My husband at the time and I were standing in the airport on our way to a previously booked trip to Mexico. He had just been laid off and was super depressed.
I was trying to cheer him up and said, “This is a golden opportunity! You can do whatever you want! Be whoever you want!”
At that moment he saw an RCMP (Royal Canadian Mounted Police) officer across the way and said, “Okay – I want to be a police officer.”
“Well let's make that happen when we get back!”
When we got back from Mexico we went to an information session with a local police department and my ex was immediately hooked.
At that time I was feeling unchallenged in my career and trying to figure out what I should do. My ex was striving to become a police officer, but I was frustrated that I wasn’t giving more to the world. I was employed as an ‘instructional designer’ – creating online education and user guides for software programs – but I wanted to do something different. Something more.

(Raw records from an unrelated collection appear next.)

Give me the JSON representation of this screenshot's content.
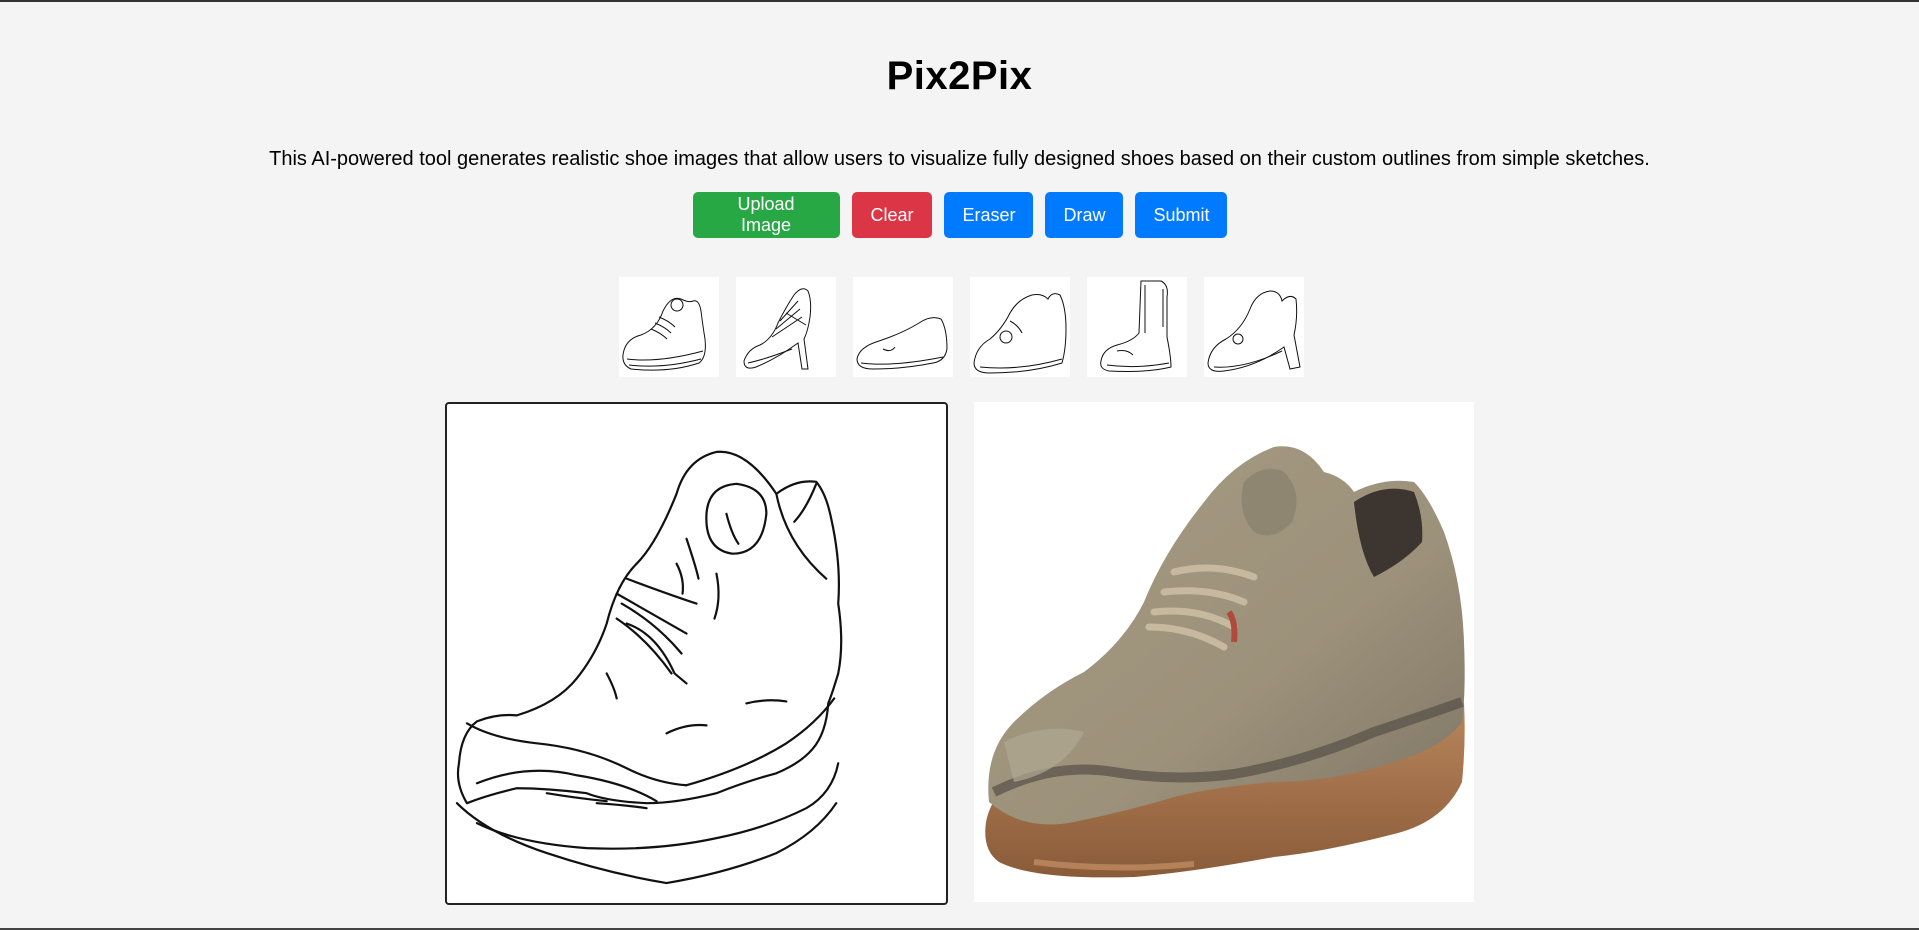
{
  "app": {
    "title": "Pix2Pix",
    "description": "This AI-powered tool generates realistic shoe images that allow users to visualize fully designed shoes based on their custom outlines from simple sketches."
  },
  "toolbar": {
    "upload_label": "Upload Image",
    "clear_label": "Clear",
    "eraser_label": "Eraser",
    "draw_label": "Draw",
    "submit_label": "Submit"
  },
  "examples": [
    {
      "icon": "lace-up-shoe-sketch-icon"
    },
    {
      "icon": "high-heel-sketch-icon"
    },
    {
      "icon": "flat-shoe-sketch-icon"
    },
    {
      "icon": "low-boot-sketch-icon"
    },
    {
      "icon": "tall-boot-sketch-icon"
    },
    {
      "icon": "heeled-ankle-boot-sketch-icon"
    }
  ],
  "colors": {
    "upload": "#28a745",
    "clear": "#dc3545",
    "primary": "#007bff",
    "background": "#f4f4f4"
  }
}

In order to understand more of what my ex would be dealing with on daily basis, I started volunteering in the Victim Services Unit of a neighboring police department. There were a lot of tough cases that came to me because other people didn’t want to or couldn’t handle working with them. The bad stuff – the rape and abuse and incest. After some time volunteering I applied to law school and the police force and was accepted to both within a week of each other.
When I announced I was becoming a cop all my friends and family members were shocked. They asked me all sorts of questions: “What about the university degrees?” “What about the time you spent working in the corporate world?” But I knew it didn’t matter because I wasn’t happy. My family was terrified but supportive.
Immediately following graduation from the police academy I was deployed to the most drug-addicted and impoverished zip code in the country. I was a ‘beat cop’ out walking the streets. My first night on duty was Halloween. As I was toured around I felt like I had rolled into the bar scene from Star Wars – everyone looked so alien to me.
During my time on the beat I learned about the drug trade. Street level drugs – crack, heroine, meth and whatnot. The value of a human life was different on the streets, but I still treated people with compassion. While we were dealing with people I’d check in with them: “How’re you doing?” “Where did you sleep last night?” “Are you keeping warm?” “Have you talked with your family recently?” The other police officers teasingly called me ‘the preacher’ because it appeared that I was more concerned about social welfare than law enforcement.
When someone was on heroine, the street term to describe them was, ‘on the nod’ because even though they’d be standing, their head would continually nod downwards. They looked like they were asleep – like the walking dead – but they were actually conscious.
One time I was dealing with a young woman who was ‘on the nod.’ She was in her early twenties. Maybe just twenty. I’d seen her before. She was a 'lifer' on the streets – an addict and a prostitute. A completely marginalized member of society.
Other people acted as if she wasn't there, as if she wasn’t a person. But I didn’t feel right acting like that, so I asked her questions and treated her like she was a conscious participant. She didn’t respond to me that night but it didn’t prevent me from engaging with her.
A few nights later I saw her again.
She walked up to me and said her name was Angie. She said she remembered me from that night and asked me for my name so I told her.
“Thank you.” She said. “I’ll always have your back out here because you treated me with dignity and respect when nobody else did.”
Over the next few years Angie made a point of regularly seeking me out on the street to check in and make sure I was ok and see if I needed anything – information, help, whatever. If we went a few months without connecting, she’d ask other police officers to deliver her handwritten notes to me. I still have one of those notes. Even after I left policing, Angie continued to pass messages to me through officers I stayed in touch with. Of all the other police experiences over the years, my connection with Angie – that human connection – was by far the most powerful.